= Galeria gens =

Ancient Roman family

The gens Galeria was a Roman family of Imperial times. The family first rose to prominence under the Julio-Claudian dynasty, but the most illustrious person of the name was the emperor Galerius, one of the heirs of Diocletian, who reigned from AD 305 to 311, although he cannot have been a direct descendant of the earlier family.

==Branches and cognomina==
The only surnames associated with the early Galerii are Fundanus and Trachalus, but it is not known whether they were personal cognomina, or whether they instead represented distinct families within the gens.

==Members==
- Galeria Copiola, a dancer during the late Republic.

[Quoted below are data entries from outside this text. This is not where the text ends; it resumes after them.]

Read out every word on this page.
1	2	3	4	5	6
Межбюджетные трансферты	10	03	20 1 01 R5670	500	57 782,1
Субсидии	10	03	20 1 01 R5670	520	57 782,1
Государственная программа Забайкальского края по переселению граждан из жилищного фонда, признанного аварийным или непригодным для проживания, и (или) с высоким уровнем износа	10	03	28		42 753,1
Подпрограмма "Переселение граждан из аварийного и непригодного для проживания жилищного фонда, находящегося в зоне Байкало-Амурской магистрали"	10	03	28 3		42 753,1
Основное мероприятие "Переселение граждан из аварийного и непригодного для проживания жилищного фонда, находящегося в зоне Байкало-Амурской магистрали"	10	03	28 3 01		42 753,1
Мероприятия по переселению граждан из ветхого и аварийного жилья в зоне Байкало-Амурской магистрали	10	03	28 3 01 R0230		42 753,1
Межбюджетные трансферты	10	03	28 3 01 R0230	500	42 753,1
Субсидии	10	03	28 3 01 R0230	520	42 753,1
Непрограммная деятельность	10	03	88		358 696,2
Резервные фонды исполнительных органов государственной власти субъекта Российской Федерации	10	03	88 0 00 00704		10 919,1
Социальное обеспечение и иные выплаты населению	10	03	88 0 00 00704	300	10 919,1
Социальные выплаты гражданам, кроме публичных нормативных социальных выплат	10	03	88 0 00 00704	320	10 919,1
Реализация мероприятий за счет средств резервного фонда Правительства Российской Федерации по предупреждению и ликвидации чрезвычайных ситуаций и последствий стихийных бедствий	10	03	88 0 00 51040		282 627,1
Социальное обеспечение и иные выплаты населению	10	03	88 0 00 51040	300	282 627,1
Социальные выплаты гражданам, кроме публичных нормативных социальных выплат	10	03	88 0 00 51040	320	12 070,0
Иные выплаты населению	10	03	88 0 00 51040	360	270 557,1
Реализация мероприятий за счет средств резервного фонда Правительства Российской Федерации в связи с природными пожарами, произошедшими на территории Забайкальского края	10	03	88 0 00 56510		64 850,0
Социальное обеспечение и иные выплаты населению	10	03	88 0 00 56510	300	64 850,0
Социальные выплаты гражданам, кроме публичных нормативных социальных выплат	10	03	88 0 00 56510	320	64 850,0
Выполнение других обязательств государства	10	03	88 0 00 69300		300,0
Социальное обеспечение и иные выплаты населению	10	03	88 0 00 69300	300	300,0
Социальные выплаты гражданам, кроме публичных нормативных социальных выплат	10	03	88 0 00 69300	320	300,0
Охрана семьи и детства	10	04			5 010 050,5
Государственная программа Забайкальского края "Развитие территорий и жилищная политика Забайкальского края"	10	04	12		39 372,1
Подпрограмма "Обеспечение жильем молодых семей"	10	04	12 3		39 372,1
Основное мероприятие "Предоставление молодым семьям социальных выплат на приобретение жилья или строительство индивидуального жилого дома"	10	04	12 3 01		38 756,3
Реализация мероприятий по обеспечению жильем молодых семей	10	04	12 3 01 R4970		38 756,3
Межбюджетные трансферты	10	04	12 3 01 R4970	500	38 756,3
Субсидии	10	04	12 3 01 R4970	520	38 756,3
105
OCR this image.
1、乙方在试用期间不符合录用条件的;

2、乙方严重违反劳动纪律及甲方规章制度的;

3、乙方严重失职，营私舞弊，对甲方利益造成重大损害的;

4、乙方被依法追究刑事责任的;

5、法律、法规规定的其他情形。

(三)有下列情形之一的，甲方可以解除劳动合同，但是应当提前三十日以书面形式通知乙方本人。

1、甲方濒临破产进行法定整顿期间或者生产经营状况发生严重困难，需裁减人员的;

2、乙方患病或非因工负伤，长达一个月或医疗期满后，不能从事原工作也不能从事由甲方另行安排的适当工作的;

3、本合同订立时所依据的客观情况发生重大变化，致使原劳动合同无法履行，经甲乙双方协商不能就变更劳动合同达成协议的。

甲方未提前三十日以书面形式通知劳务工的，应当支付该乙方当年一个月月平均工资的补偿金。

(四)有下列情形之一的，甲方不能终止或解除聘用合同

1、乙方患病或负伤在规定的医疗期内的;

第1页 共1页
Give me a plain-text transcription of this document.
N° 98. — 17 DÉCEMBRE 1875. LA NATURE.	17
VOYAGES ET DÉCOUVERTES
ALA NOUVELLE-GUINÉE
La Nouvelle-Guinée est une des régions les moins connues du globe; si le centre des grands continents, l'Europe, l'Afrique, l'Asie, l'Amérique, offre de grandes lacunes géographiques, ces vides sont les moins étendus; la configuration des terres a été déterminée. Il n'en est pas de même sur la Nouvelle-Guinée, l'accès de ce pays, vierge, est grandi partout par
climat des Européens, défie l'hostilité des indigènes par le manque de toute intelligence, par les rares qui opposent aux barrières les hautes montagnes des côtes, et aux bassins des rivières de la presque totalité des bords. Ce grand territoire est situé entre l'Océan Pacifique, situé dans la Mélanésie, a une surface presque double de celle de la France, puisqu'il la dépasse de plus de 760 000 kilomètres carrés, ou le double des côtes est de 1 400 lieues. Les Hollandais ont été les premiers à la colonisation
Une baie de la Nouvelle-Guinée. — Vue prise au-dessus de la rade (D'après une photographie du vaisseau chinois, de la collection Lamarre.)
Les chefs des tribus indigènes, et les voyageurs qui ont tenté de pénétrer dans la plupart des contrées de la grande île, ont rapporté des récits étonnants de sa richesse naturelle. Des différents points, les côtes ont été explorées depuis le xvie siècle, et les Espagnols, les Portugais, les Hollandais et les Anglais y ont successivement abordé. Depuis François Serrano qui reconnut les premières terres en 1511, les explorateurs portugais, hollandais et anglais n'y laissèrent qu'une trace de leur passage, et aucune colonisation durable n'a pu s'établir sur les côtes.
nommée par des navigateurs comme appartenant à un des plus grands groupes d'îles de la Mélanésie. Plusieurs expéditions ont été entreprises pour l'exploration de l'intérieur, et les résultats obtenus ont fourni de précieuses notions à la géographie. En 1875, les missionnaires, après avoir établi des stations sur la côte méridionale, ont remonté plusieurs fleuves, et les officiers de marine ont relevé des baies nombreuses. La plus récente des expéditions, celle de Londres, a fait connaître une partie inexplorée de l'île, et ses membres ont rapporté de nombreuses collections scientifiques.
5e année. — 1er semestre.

She made her debut in 82 BC, and was retired by 55, but was still living in AD 9, at the age of 104.
- Gaius Galerius, prefect of Egypt from AD 16 to 31, during the reign of Tiberius; he was the brother-in-law of Seneca the Elder.
- Galeria Fundana, of a praetorian family, was the second wife of the emperor Vitellius, who died in AD 69.
- Publius Galerius Trachalus, a respected orator, he was consul in AD 68, and subsequently advisor to the emperor Otho. During the reign of Vitellius, he was protected by his relative, Galeria Fundana, the emperor's wife; he may have been proconsul of Africa under Vespasian.
- Galerius Valerius Maximianus, emperor from AD 305 to 311.
- Galerius Valerius Maximinus Daza, emperor from AD 310 to 313.